The newlyweds, along with Panav’s best friend and Victoria’s sister, made their way to the first floor, where they met two other friends and a family member who were also on the way up.

The group started piling into the elevator.

But the first sign of trouble came when the doors closed rapidly, before the family member could get in, leaving the other six people wondering what had happened.

Then, they moved up only a few feet before the elevator got stuck. When the doors opened about a foot, they could see the entire elevator shaft.

“And that’s when I was like, ‘Okay, that’s not good,’” Panav said.

They tried hitting the close door and help buttons, hoping the elevator would start moving again. But it was to no avail. Ten minutes passed. Then 20. Ultimately, Nicole Ivantchev, Victoria’s sister and the maid of honor, called 911.

Victoria and Panav’s hopes that it would be a “quick fix” dissipated. They started to wonder when help would arrive. They worried they’d miss the after-party, miss the chance to say goodbye to relatives who’d traveled hundreds of miles to see them married.

Victoria was sitting in the corner of the elevator, trying to settle the nerves and anxiety she was feeling, when she looked up at her husband.

“He’s the last person to ever get stressed or annoyed or bothered,” she said. “So once I saw that on him, that reaction and emotion, an immediate switch on me. Everything else was just a blur.”

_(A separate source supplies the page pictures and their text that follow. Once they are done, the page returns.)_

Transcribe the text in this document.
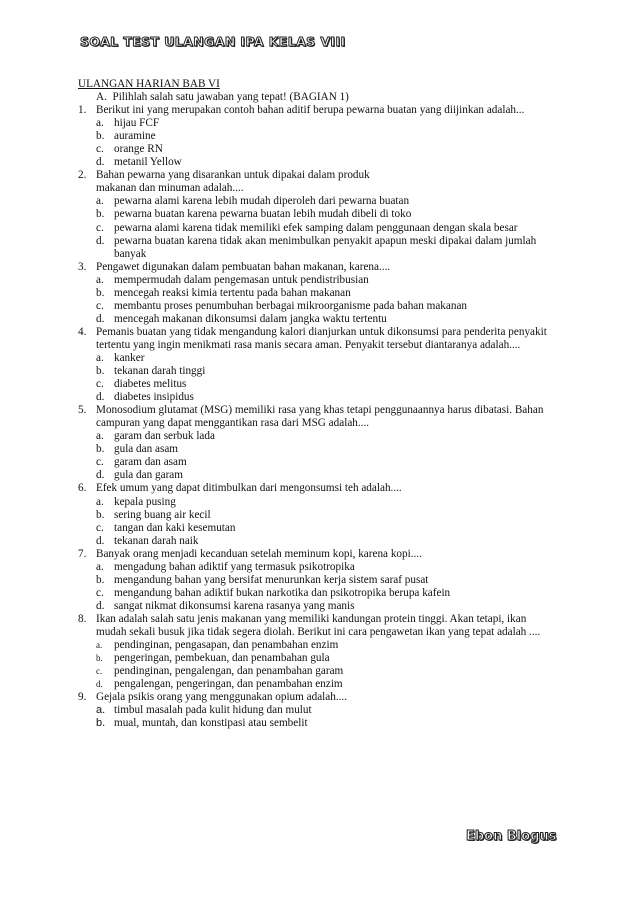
SOAL TEST ULANGAN IPA KELAS VIII
ULANGAN HARIAN BAB VI
A.  Pilihlah salah satu jawaban yang tepat! (BAGIAN 1)
1. Berikut ini yang merupakan contoh bahan aditif berupa pewarna buatan yang diijinkan adalah...
a. hijau FCF
b. auramine
c. orange RN
d. metanil Yellow
2. Bahan pewarna yang disarankan untuk dipakai dalam produk makanan dan minuman adalah....
a. pewarna alami karena lebih mudah diperoleh dari pewarna buatan
b. pewarna buatan karena pewarna buatan lebih mudah dibeli di toko
c. pewarna alami karena tidak memiliki efek samping dalam penggunaan dengan skala besar
d. pewarna buatan karena tidak akan menimbulkan penyakit apapun meski dipakai dalam jumlah banyak
3. Pengawet digunakan dalam pembuatan bahan makanan, karena....
a. mempermudah dalam pengemasan untuk pendistribusian
b. mencegah reaksi kimia tertentu pada bahan makanan
c. membantu proses penumbuhan berbagai mikroorganisme pada bahan makanan
d. mencegah makanan dikonsumsi dalam jangka waktu tertentu
4. Pemanis buatan yang tidak mengandung kalori dianjurkan untuk dikonsumsi para penderita penyakit tertentu yang ingin menikmati rasa manis secara aman. Penyakit tersebut diantaranya adalah....
a. kanker
b. tekanan darah tinggi
c. diabetes melitus
d. diabetes insipidus
5. Monosodium glutamat (MSG) memiliki rasa yang khas tetapi penggunaannya harus dibatasi. Bahan campuran yang dapat menggantikan rasa dari MSG adalah....
a. garam dan serbuk lada
b. gula dan asam
c. garam dan asam
d. gula dan garam
6. Efek umum yang dapat ditimbulkan dari mengonsumsi teh adalah....
a. kepala pusing
b. sering buang air kecil
c. tangan dan kaki kesemutan
d. tekanan darah naik
7. Banyak orang menjadi kecanduan setelah meminum kopi, karena kopi....
a. mengadung bahan adiktif yang termasuk psikotropika
b. mengandung bahan yang bersifat menurunkan kerja sistem saraf pusat
c. mengandung bahan adiktif bukan narkotika dan psikotropika berupa kafein
d. sangat nikmat dikonsumsi karena rasanya yang manis
8. Ikan adalah salah satu jenis makanan yang memiliki kandungan protein tinggi. Akan tetapi, ikan mudah sekali busuk jika tidak segera diolah. Berikut ini cara pengawetan ikan yang tepat adalah ....
a. pendinginan, pengasapan, dan penambahan enzim
b. pengeringan, pembekuan, dan penambahan gula
c. pendinginan, pengalengan, dan penambahan garam
d. pengalengan, pengeringan, dan penambahan enzim
9. Gejala psikis orang yang menggunakan opium adalah....
a. timbul masalah pada kulit hidung dan mulut
b. mual, muntah, dan konstipasi atau sembelit
Ebon Blogus
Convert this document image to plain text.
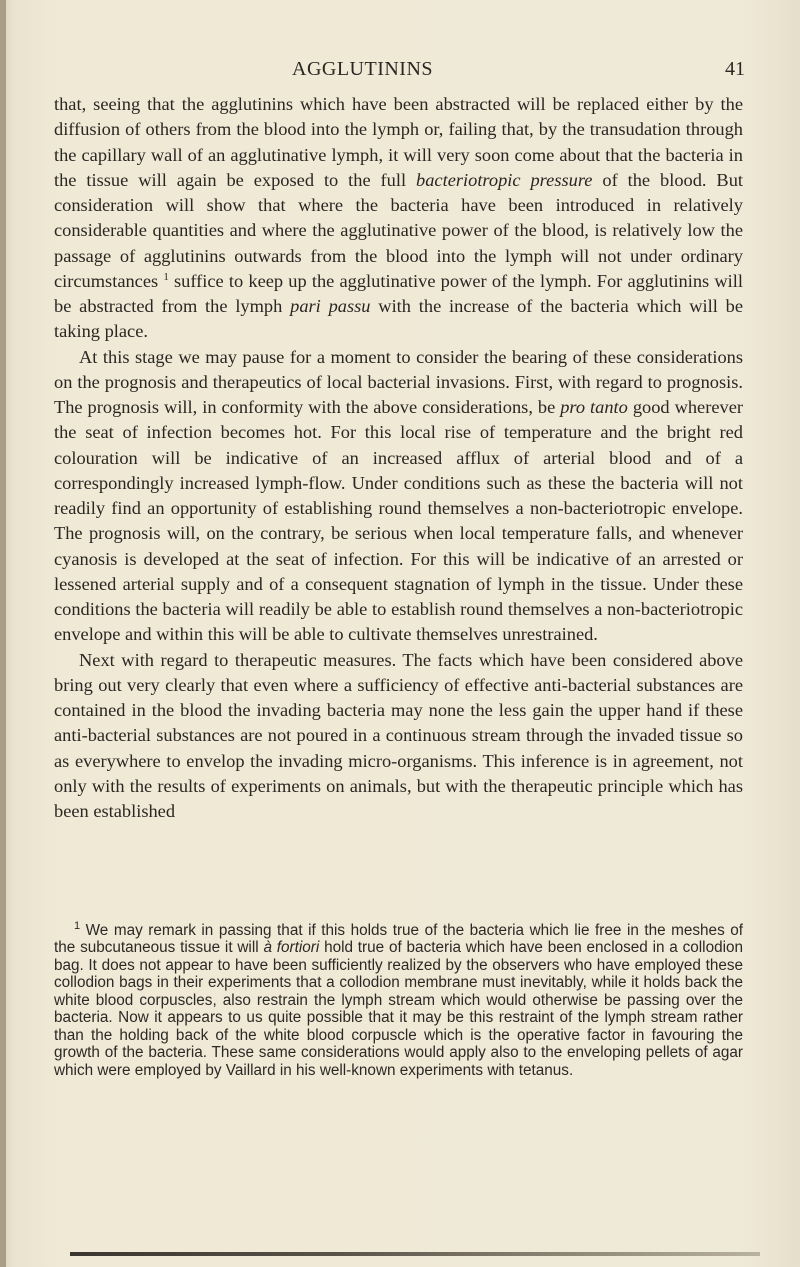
AGGLUTININS	41

that, seeing that the agglutinins which have been abstracted will be replaced either by the diffusion of others from the blood into the lymph or, failing that, by the transudation through the capillary wall of an agglutinative lymph, it will very soon come about that the bacteria in the tissue will again be exposed to the full bacteriotropic pressure of the blood. But consideration will show that where the bacteria have been introduced in relatively considerable quantities and where the agglutinative power of the blood, is relatively low the passage of agglutinins outwards from the blood into the lymph will not under ordinary circumstances $^1$ suffice to keep up the agglutinative power of the lymph. For agglutinins will be abstracted from the lymph pari passu with the increase of the bacteria which will be taking place.

At this stage we may pause for a moment to consider the bearing of these considerations on the prognosis and therapeutics of local bacterial invasions. First, with regard to prognosis. The prognosis will, in conformity with the above considerations, be pro tanto good wherever the seat of infection becomes hot. For this local rise of temperature and the bright red colouration will be indicative of an increased afflux of arterial blood and of a correspondingly increased lymph-flow. Under conditions such as these the bacteria will not readily find an opportunity of establishing round themselves a non-bacteriotropic envelope. The prognosis will, on the contrary, be serious when local temperature falls, and whenever cyanosis is developed at the seat of infection. For this will be indicative of an arrested or lessened arterial supply and of a consequent stagnation of lymph in the tissue. Under these conditions the bacteria will readily be able to establish round themselves a non-bacteriotropic envelope and within this will be able to cultivate themselves unrestrained.

Next with regard to therapeutic measures. The facts which have been considered above bring out very clearly that even where a sufficiency of effective anti-bacterial substances are contained in the blood the invading bacteria may none the less gain the upper hand if these anti-bacterial substances are not poured in a continuous stream through the invaded tissue so as everywhere to envelop the invading micro-organisms. This inference is in agreement, not only with the results of experiments on animals, but with the therapeutic principle which has been established

$^1$ We may remark in passing that if this holds true of the bacteria which lie free in the meshes of the subcutaneous tissue it will à fortiori hold true of bacteria which have been enclosed in a collodion bag. It does not appear to have been sufficiently realized by the observers who have employed these collodion bags in their experiments that a collodion membrane must inevitably, while it holds back the white blood corpuscles, also restrain the lymph stream which would otherwise be passing over the bacteria. Now it appears to us quite possible that it may be this restraint of the lymph stream rather than the holding back of the white blood corpuscle which is the operative factor in favouring the growth of the bacteria. These same considerations would apply also to the enveloping pellets of agar which were employed by Vaillard in his well-known experiments with tetanus.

The Charlotte Fire Department received a call about the group being trapped in the elevator after midnight on Sunday. When the first crew got to the hotel, they tried to reset the elevator and recycle the power, but “nothing seemed to work,” Capt. Stephen Pritchard told The Washington Post.

The team called for backup.

To safely get everyone out of the elevator, the crews realized they’d need to build a pulley system. They set up a rig on the fifth floor and lifted each person one by one, with a firefighter accompanying them.

Ivantchev, the first person rescued, told the firefighters to bring her sister — “the one in the wedding dress” — up next, the fire department said when it announced the rescue.

When Panav was finally pulled out, Victoria recalled running to embrace him, relieved that, although it wasn’t the night they pictured, it was over.

Pritchard has done similar elevator rescues a few times before, he said, but never at a wedding.

“It was a special rescue for us because we got to help the bride and groom,” Pritchard said. “And give them something to talk about years down the road.”

And that’s exactly what the Jhas plan to do.

“My joke is like, to the kids, ‘Your mom’s so fire, they had to call the fire department to come put her out,’” Panav said.